Setting the pop-off pressure
Using the above described method, with a wet carburetor, we measure the pressure.
 A) If it is too high, which usually is the case with a new Walbro 32 we need to use a weaker spring under the metering lever. Because the Walbro repair kits do not contain a spring, we can shorten the spring by cutting off one turn at a time.This is a very delicate operation and as the operator will see, removing only one turn can make a big difference.

After this first "adjustment" the spring needs to be reinstalled, the carburetor assembled and a new pop-off pressure measurement performed.
If the pressure is still too high, we can cut another turn.
I would like to  emphasize one more time that ideally we should have different tensioned springs. However if done carefully the above method will be satisfactory.
B) In order to increase the pressure we need to use a stronger spring or very carefully expand the existing one. This operation needs to be done in very small increments. Otherwise we will end up with a very high pressure.

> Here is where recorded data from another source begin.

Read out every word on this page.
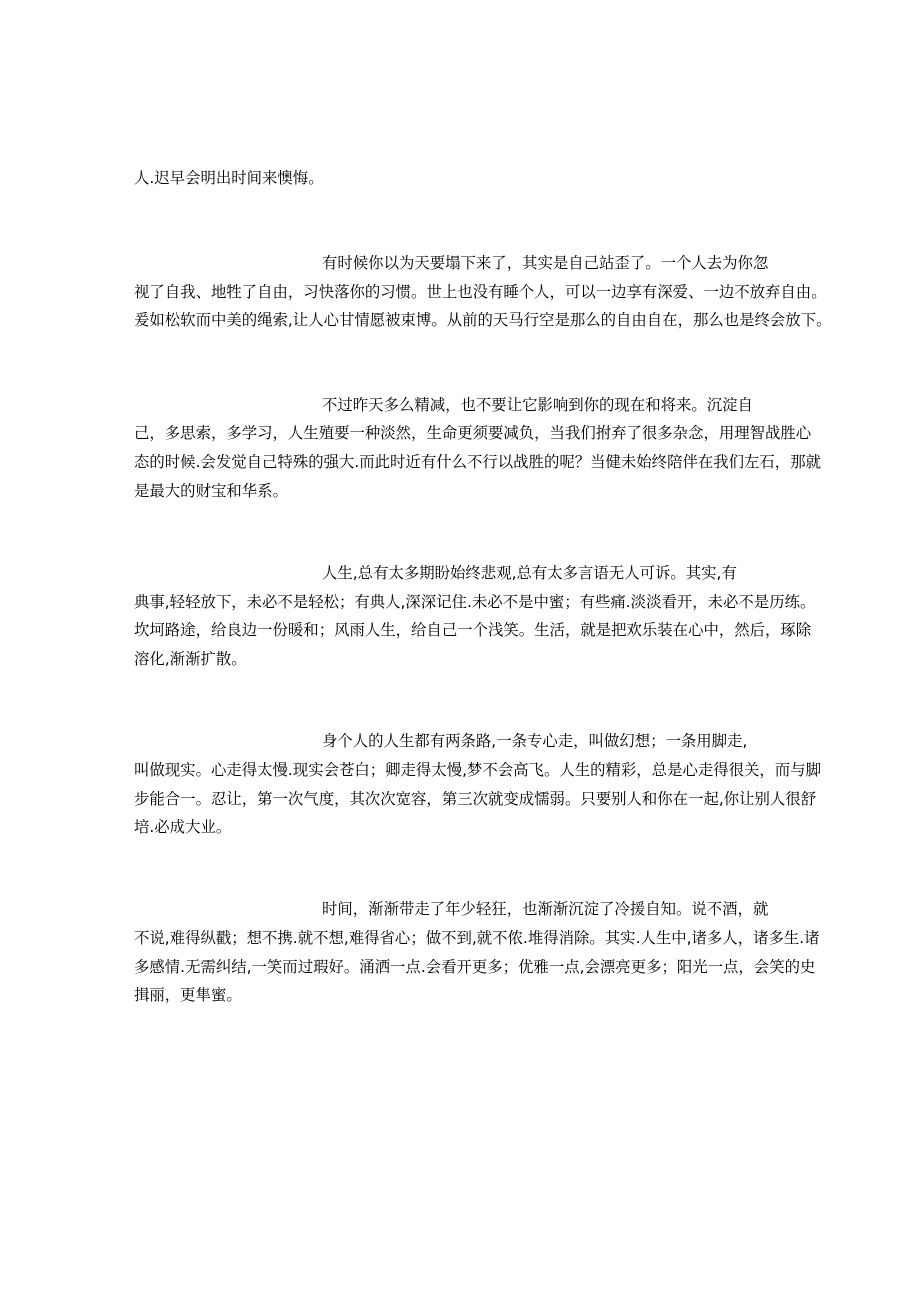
人.迟早会明出时间来懊悔。
有时候你以为天要塌下来了，其实是自己站歪了。一个人去为你忽
视了自我、地牲了自由，习快落你的习惯。世上也没有睡个人，可以一边享有深爱、一边不放弃自由。
爰如松软而中美的绳索,让人心甘情愿被束博。从前的天马行空是那么的自由自在，那么也是终会放下。
不过昨天多么精减，也不要让它影响到你的现在和将来。沉淀自
己，多思索，多学习，人生殖要一种淡然，生命更须要减负，当我们拊弃了很多杂念，用理智战胜心
态的时候.会发觉自己特殊的强大.而此时近有什么不行以战胜的呢？当健未始终陪伴在我们左石，那就
是最大的财宝和华系。
人生,总有太多期盼始终悲观,总有太多言语无人可诉。其实,有
典事,轻轻放下，未必不是轻松；有典人,深深记住.未必不是中蜜；有些痛.淡淡看开，未必不是历练。
坎坷路途，给良边一份暖和；风雨人生，给自己一个浅笑。生活，就是把欢乐装在心中，然后，琢除
溶化,渐渐扩散。
身个人的人生都有两条路,一条专心走，叫做幻想；一条用脚走,
叫做现实。心走得太慢.现实会苍白；卿走得太慢,梦不会高飞。人生的精彩，总是心走得很关，而与脚
步能合一。忍让，第一次气度，其次次宽容，第三次就变成懦弱。只要别人和你在一起,你让别人很舒
培.必成大业。
时间，渐渐带走了年少轻狂，也渐渐沉淀了冷援自知。说不酒，就
不说,难得纵戳；想不携.就不想,难得省心；做不到,就不侬.堆得消除。其实.人生中,诸多人，诸多生.诸
多感情.无需纠结,一笑而过瑕好。涌洒一点.会看开更多；优雅一点,会漂亮更多；阳光一点，会笑的史
揖丽，更隼蜜。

Expanding and then cutting the spring a few times will weaken it and we will end up with an erratically working carburetor. If possible, different springs should be used.


Here are the normal pop-off pressures I found during my experiments with different engines:
Walbro 32 (WB 32) for Solo 210..........10-12 PSI
Tillotson for Solo 210 ......11-13 PSi
Walbro 32 (WB 32) for Cors-Air M21Y.....10-11 PSI
Walbro 37C for Black Devil 10-11PSI
Tillotson for Black Devil ...11-12PSI
The above values are just general guide lines and depending on altitude, temperature and other specific factors (airbox or air filter) the may be slightly different. However the above values will satisfy the average pilot.